Have you ever felt the droll Sunday hours wash over you in a wet hug? That utterly dreadful feeling Sunday gives can sometimes catch up to me, as it has done on this hour. I have come to you to express the most odd thing that has happened to me in a long time.
Emily and I ate seared tuna over salad and watched National Treasure:Book of Secrets. Afterwards, she turned to bed. I stayed up to play a video game. After defeating the awful opponents, I grabbed my reading assignment for HIS 131, "Narrative of Fredrick Douglass" and went to bed.
I read chilling tales of slavery. Wretched stories of intentional soul darkening. Lusty passages of horrid "masters" raping young African women and selling their shame to the next town to keep their white sons from having to whip their own brothers.

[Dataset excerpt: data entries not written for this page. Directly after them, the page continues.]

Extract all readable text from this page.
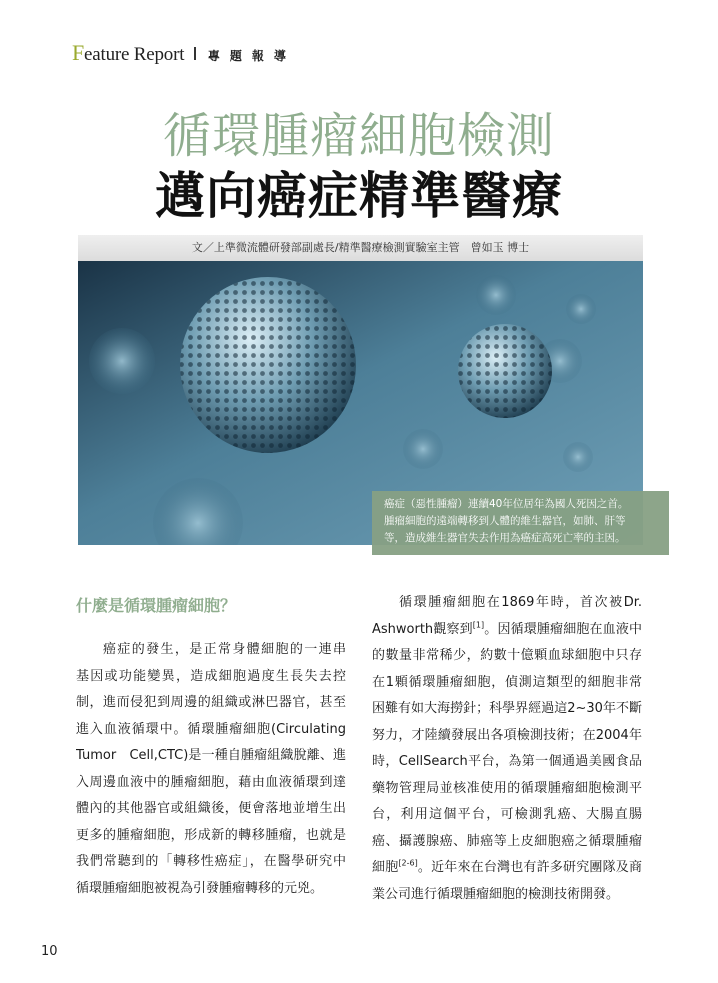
Feature Report 專題報導
循環腫瘤細胞檢測
邁向癌症精準醫療
文／上準微流體研發部副處長/精準醫療檢測實驗室主管　曾如玉 博士

癌症（惡性腫瘤）連續40年位居年為國人死因之首。

腫瘤細胞的遠端轉移到人體的維生器官，如肺、肝等

等，造成維生器官失去作用為癌症高死亡率的主因。

什麼是循環腫瘤細胞？

癌症的發生，是正常身體細胞的一連串

基因或功能變異，造成細胞過度生長失去控

制，進而侵犯到周邊的組織或淋巴器官，甚至

進入血液循環中。循環腫瘤細胞(Circulating

Tumor　Cell,CTC)是一種自腫瘤組織脫離、進

入周邊血液中的腫瘤細胞，藉由血液循環到達

體內的其他器官或組織後，便會落地並增生出

更多的腫瘤細胞，形成新的轉移腫瘤，也就是

我們常聽到的「轉移性癌症」，在醫學研究中

循環腫瘤細胞被視為引發腫瘤轉移的元兇。

循環腫瘤細胞在1869年時，首次被Dr.

Ashworth觀察到[1]。因循環腫瘤細胞在血液中

的數量非常稀少，約數十億顆血球細胞中只存

在1顆循環腫瘤細胞，偵測這類型的細胞非常

困難有如大海撈針；科學界經過這2~30年不斷

努力，才陸續發展出各項檢測技術；在2004年

時，CellSearch平台，為第一個通過美國食品

藥物管理局並核准使用的循環腫瘤細胞檢測平

台，利用這個平台，可檢測乳癌、大腸直腸

癌、攝護腺癌、肺癌等上皮細胞癌之循環腫瘤

細胞[2-6]。近年來在台灣也有許多研究團隊及商

業公司進行循環腫瘤細胞的檢測技術開發。

10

Usually after only a couple pages I am out, but tonight I got in a few chapters before the weight hit my eyes. I should've known. There would be no sleep. I arrived at the first stage, where sounds are flattened and the subconcious rises to the surface. But he must have ran out of breath, because the story took over, and all I could do is think. Loudly. I thought in the tongue of someone from the 19th century. I couldn't stop phrases like, "as the fields were sown, so were the days drawn with little mention of the hard times that were past now so painful and wretched of birth"
All to the melody of Animal Collective's "Bluish".
And now for the weird part. I couldn't stop moving. Not in the toss and turn fashion of sleeplessness. I. Couldn't. Stop. Moving. Like Michael J. Fox in a clothes dryer. As soon as I tried to stop, a MASSIVELY UNCOMFORTABLE FEELING arose. And Animal Collective would get louder, and so would the 19th century prose.